The Tulsa Police Department and the Tulsa County Sheriff's Office will work with high school students as part of a program called Project Trust.
Project Trust was canceled last year because of the pandemic. So many students wanted to participate this year, they had to create two groups.
For 45 minutes each Wednesday for six weeks, the students will discuss a wide range of topics with Tulsa Police Officers and Tulsa County Deputies.
“A better understanding of the programs or like the training they go through like community policing and what their involvement is in the communities," said Oki Darrow.
Darrow has never interacted with police officers one-on-one before, but Project Trust has changed that.
“The name of the program is project trust and the only way to build trust is to be frank and is to be honest with each other and that’s what we’re here to do. We’re here to be honest with the students, answer their questions. Hopefully answer some of their concerns about law enforcement and just kind of build that partnership with them," said Captain Michael Heisten with Tulsa County Sheriff's Office.
Captain Heisten said programs like this are vital in building relationships between law enforcement and the community.

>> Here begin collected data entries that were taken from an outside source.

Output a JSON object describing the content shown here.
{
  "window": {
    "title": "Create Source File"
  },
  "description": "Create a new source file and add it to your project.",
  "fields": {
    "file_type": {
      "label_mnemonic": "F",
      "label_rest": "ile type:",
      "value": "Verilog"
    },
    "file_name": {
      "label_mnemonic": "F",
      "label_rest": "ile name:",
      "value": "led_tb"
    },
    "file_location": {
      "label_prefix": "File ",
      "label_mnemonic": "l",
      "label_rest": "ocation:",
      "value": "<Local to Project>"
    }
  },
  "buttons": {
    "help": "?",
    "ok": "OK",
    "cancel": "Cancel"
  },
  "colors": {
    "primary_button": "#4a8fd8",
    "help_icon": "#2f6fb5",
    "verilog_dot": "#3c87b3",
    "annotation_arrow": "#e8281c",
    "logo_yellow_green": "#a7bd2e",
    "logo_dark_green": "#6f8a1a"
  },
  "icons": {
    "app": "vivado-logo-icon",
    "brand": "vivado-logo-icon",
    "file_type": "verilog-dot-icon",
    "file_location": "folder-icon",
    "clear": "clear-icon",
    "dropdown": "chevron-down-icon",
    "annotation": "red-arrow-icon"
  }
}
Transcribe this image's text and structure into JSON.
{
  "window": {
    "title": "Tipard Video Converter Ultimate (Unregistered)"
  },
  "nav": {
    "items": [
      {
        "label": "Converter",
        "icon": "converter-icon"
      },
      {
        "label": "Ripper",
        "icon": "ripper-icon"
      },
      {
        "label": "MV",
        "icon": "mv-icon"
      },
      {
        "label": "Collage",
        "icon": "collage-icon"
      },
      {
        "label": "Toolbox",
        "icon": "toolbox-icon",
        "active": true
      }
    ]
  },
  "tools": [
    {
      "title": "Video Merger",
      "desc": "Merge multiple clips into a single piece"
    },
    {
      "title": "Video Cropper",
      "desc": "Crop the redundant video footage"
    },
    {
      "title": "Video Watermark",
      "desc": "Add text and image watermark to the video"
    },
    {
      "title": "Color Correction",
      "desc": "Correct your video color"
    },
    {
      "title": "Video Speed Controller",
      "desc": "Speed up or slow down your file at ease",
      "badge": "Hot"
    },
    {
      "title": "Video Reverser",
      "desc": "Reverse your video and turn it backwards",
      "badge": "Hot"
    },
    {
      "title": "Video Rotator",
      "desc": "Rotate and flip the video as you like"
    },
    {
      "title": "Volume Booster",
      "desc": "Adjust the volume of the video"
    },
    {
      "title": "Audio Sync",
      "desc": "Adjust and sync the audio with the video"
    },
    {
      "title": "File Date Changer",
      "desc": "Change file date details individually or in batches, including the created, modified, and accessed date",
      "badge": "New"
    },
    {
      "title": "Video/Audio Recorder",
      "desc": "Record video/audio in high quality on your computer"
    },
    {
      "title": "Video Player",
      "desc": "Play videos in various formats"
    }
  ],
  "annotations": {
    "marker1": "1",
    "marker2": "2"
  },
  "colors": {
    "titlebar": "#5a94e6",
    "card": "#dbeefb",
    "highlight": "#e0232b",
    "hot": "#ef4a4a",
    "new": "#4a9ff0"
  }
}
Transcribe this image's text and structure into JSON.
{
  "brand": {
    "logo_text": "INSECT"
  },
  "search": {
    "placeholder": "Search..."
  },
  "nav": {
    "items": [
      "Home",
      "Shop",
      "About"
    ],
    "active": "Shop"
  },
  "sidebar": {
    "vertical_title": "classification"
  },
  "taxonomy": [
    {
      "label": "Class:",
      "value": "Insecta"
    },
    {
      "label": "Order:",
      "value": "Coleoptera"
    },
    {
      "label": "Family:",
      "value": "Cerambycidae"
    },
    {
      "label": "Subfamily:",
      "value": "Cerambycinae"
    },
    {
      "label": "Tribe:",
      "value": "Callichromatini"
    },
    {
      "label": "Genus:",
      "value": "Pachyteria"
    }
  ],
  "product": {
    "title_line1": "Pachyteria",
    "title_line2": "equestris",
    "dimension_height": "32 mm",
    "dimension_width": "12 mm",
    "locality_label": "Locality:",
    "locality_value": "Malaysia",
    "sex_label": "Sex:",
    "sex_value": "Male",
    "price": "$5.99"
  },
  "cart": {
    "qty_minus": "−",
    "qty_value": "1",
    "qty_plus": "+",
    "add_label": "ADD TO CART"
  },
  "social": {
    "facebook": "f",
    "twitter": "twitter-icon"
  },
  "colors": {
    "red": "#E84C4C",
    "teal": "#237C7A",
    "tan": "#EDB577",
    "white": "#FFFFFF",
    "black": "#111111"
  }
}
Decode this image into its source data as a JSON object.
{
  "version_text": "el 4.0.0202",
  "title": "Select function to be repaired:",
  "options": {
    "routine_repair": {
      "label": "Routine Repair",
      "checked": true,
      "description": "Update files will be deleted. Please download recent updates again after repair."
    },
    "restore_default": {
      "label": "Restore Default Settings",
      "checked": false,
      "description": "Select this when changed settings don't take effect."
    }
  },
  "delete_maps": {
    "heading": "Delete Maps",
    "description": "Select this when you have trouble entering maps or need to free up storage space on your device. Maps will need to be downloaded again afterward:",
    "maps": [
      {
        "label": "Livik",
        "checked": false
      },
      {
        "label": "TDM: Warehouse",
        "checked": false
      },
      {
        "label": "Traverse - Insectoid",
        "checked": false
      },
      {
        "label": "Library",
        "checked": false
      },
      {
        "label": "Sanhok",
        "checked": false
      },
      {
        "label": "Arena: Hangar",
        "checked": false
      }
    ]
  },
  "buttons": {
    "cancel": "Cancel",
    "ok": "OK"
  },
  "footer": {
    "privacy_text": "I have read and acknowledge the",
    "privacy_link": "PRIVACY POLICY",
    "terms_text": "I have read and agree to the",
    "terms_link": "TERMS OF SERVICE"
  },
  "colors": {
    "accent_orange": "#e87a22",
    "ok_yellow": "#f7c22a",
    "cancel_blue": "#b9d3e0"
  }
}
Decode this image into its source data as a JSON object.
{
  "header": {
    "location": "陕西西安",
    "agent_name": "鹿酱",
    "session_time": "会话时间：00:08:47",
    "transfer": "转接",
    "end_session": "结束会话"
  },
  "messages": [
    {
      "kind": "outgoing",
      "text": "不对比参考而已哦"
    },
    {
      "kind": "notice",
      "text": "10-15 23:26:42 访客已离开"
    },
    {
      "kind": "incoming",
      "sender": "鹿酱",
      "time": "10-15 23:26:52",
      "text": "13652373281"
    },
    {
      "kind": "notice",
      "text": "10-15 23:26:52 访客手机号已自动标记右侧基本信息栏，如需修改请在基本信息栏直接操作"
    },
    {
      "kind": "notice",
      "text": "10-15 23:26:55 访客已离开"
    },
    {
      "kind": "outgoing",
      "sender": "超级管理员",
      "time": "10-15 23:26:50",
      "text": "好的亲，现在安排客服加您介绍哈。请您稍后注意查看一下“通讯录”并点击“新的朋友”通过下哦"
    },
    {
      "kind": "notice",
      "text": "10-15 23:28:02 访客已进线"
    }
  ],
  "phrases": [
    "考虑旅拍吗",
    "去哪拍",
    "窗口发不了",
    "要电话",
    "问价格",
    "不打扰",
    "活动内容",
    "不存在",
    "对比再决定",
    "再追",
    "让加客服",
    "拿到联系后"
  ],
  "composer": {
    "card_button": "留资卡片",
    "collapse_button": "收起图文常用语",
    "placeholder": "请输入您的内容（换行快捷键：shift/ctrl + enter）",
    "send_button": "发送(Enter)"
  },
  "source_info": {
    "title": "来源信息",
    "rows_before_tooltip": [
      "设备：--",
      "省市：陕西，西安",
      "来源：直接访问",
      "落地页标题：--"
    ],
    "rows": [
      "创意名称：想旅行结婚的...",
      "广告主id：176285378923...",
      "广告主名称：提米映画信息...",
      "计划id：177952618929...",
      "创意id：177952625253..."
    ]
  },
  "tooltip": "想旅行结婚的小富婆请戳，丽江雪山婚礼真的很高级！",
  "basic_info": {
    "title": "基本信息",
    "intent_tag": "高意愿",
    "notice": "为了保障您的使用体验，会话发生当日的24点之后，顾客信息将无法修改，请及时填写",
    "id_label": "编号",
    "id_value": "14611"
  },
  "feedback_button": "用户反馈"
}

“We’re trying to be on the productive side with our police officers and making sure that we’re building trust and building that communication between our youth and officers," said Karen Gilbert.
Gilbert is the Executive Director of Tulsa's Crime Prevention Network that runs Crimestoppers. She said this project will teach kids about the training officers receive and different kinds of situations officers see day to day.
Darrow said after one day, she's already learned something new. “I learned a lot about the officers like they also have lives outside of this and stuff and a better understanding of them as people that’s one thing I learned," said Darrow.
Next up, the students will get to see the TPD helicopter and watch Tulsa Police K-9 officers training.